When you're finished with an exceptionally good book, for instance, it has sat gathering dust on your shelf for a year, write:
PASS THIS BOOK ON
on the book and write your email address in the book. Then give it to a friend. Tell her to pass it on when she's done.
This is the idea behind Book Crossing.com.
(If american lawmakers (and the lobbiests that buy them) have their way, the Right To Read (www.gnu.org ) may become illegal under some future version of the Digital Millennium Copyright Act.) -- Ha Ha Only Serious
If you give the book away, you can't read it again for free.
A problem with this is that you miss out on the benefit of re-reading a book over time ("You never cross the same river twice - because you have changed, and the river has changed." (River Of Time))
Maybe buy two copies of a book that impacts you so significantly that you can't decide whether to Pass The Book On or to keep it.
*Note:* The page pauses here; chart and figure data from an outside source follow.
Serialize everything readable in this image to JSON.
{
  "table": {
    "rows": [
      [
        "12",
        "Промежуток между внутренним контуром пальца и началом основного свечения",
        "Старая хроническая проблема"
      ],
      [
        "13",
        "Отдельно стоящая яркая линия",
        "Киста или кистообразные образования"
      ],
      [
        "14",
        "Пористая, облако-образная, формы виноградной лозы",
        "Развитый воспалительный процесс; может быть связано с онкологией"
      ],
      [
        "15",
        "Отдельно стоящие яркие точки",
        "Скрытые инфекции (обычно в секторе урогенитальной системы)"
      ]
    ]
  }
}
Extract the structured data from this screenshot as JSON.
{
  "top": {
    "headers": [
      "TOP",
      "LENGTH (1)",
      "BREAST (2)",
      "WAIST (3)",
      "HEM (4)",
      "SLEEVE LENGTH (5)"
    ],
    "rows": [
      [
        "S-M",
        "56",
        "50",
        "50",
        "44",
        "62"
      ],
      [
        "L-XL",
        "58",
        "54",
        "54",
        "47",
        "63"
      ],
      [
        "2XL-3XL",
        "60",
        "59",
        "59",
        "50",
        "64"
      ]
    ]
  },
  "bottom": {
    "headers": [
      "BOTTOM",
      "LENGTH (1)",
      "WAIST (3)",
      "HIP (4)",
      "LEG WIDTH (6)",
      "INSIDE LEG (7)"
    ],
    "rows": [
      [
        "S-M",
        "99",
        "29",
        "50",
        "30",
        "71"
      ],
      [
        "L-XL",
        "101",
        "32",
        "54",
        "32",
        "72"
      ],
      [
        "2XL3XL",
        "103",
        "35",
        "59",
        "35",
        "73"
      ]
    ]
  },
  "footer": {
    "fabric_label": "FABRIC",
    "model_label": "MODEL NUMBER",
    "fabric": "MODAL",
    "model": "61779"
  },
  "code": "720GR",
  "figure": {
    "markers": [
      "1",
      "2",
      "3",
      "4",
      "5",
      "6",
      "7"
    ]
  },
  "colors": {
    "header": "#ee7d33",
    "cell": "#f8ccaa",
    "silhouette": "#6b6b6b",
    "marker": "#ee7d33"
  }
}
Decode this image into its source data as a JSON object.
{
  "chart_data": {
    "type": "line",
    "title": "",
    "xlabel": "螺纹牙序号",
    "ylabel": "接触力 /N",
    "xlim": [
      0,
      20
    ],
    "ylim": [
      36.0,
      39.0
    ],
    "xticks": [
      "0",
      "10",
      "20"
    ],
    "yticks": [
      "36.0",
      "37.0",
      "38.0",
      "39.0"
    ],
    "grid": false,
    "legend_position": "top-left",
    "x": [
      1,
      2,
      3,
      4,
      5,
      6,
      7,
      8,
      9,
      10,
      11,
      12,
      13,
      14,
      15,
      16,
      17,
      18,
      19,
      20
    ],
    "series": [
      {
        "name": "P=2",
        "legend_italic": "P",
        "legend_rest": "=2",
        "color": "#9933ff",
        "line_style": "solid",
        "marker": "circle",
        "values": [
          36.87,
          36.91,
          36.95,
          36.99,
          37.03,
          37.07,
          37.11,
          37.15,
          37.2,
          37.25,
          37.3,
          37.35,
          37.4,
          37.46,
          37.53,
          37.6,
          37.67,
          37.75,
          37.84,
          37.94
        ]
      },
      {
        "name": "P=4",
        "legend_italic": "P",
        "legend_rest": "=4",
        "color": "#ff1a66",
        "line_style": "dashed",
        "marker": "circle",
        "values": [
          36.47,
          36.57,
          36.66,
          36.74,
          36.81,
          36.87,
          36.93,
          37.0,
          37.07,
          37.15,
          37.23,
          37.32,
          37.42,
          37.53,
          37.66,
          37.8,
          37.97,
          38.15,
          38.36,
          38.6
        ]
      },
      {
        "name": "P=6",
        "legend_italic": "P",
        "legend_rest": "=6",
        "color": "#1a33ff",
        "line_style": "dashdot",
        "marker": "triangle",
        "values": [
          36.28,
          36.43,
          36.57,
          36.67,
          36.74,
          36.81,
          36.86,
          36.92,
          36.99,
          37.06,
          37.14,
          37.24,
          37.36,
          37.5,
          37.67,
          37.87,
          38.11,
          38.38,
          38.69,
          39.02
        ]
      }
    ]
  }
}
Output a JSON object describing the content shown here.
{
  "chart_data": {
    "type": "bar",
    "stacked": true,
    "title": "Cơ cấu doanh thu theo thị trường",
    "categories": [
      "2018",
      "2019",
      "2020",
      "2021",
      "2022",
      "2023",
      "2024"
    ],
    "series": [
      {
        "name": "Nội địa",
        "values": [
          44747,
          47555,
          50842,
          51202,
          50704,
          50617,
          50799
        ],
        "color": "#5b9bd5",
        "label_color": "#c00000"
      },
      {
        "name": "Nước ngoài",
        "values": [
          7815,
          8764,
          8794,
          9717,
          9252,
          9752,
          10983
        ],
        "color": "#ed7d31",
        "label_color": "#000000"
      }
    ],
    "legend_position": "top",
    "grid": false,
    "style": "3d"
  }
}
(Excellent idea, I've given away old copies of In Cold Blood and Rule of the Bone, only to buy them again when I wanted to reread them. -- Sean Oleary)
Well, I wrote this topic because I have a bunch of books on my shelf that I have not referenced in years (a few remain unread... never buy more than one book at a time!). I am now inclined to take the writer's advice below and recycle most of them.
Don't pass on mediocre books: recycle them.
Only pass on the good books. If you thought reading the book was a waste of your time, recycle it.
Shouldn't you try to sell it to someone else, first? Just because the book was useless to you doesn't make it useless to everyone.